In vielen Diktaturen war das Feiern des Frauentag ein Zeichen des Widerstands: Selbst die Gefangenen im Frauenkonzentrationslager Ravensbrück sollen den 8. März 1945 gemeinsam begangen haben. In der Pinochet-Diktatur wurden 100 Chileninnen verhaftet und misshandelt, als sie 1980 den Frauentag feierten. Doch das hielt sie nicht davon ab, sechs Jahre später erneut durch die Straßen zu ziehen: „Mit uns nicht mehr, denn wir sind mehr!“ (“No más porque somos más”). Pinochets Schergen beantworteten ihre Rufe mit Tränengas. Zum Frauentag 1999 demonstrierten Tausende Chileninnen gegen den Plan, Pinochet als „Senator auf Lebenszeit“ einzusetzen.

Gerade im globalen Süden schafft der Weltfrauentag eine Öffentlichkeit für wichtige Debatten und gibt einen Anstoß für Gesetzesinitiativen und gesellschaftliche Veränderungen: So war es ein 8. März (2001), an dem König Mohammed VI. von Marokko ankündigte, er werde das undemokratische Familiengesetz (Mudawanna) überarbeiten lassen. Und an einem anderen 8. März (2010) versprachen mehrere Führer der Acholi in Nord-Uganda, sich persönlich für einen besseren Schutz von Frauen einzusetzen, die in den zwanzig Jahren kriegerischer Auseinandersetzungen besonders unter körperlicher Gewalt und Vergewaltigungen gelitten hatten.
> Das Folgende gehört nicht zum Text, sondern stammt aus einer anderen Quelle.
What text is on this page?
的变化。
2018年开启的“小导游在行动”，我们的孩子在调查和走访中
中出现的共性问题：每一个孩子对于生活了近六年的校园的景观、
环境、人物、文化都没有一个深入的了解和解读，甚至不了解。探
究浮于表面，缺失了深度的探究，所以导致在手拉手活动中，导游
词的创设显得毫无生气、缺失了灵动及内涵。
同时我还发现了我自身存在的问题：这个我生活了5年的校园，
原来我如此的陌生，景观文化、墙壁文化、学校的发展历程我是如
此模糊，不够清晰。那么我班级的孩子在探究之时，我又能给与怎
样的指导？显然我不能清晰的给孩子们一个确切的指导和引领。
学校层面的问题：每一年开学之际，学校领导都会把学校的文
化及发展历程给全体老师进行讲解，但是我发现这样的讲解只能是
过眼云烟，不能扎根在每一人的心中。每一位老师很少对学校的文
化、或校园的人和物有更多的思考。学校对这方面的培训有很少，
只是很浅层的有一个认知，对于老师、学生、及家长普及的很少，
Die von Simone de Beauvoir herbeigesehnte Dekolonialisierung der Frau gelingt nur, wenn die Frauen selbst die Themen bestimmen und die Feierlichkeiten in ihre eigenen Traditionen einbetten. Doch oft genug wurde der Tag von fremden und sogar gegenläufigen Interessen ausgenutzt: Erst im letzten Jahr protestierten ultrakatholische Spanier pünktlich zum Weltfrauentag gegen das neue Abtreibungsgesetz. Und 1927 schickten bolschewistische Parteikader ihre Frauen auf die öffentlichen Plätze Zentralasiens, um dort die Fortschrittlichkeit des Marxismus-Leninismus zu demonstrieren: In einer spektakulären Aktion rissen sie sich ihre Kopftücher von den Haaren und verbrannten sie. Reine Schau, wie ein satirischer Vers aus dieser Zeit suggeriert: „Am 17. März reiße ich meinen Schleier herunter,/ doch noch auf dem Heimweg/ habe ich drei neue Schleier gekauft,/ um mich noch dunkler zu kleiden.“

Heute wird der 8. März von den verschiedensten Gruppen instrumentalisiert, kommerzialisiert und banalisiert: Fitness-Studios locken mit Sondertarifen und Unternehmen geben Empfänge für kaufkräftige Kundinnen. Auf einem Flirtportal heißt es: „Heute feiern in Deutschland ganze Horden von gut gelaunten Frauen bei einem Glas Sekt zusammen und genießen vielleicht sogar eine Stripshow zur allgemeinen Belustigung. In dieser Laune steigen die Flirtchancen enorm. Also liebe Männer, ab in den nächsten Blumenladen.“ Ob Clara Zetkin das meinte: das Recht auf Blumen?

P.S.: Im Sinne der Gleichberechtigung sei darauf hingewiesen, dass es seit 1999 auch einen Internationalen Männertag gibt, der für Gleichberechtigung eintritt und männliche Vorbilder hervorheben will. Den Inkota-Brief Nr. 507 zu seinem 100. Jahrestag können Sie schon jetzt bestellen.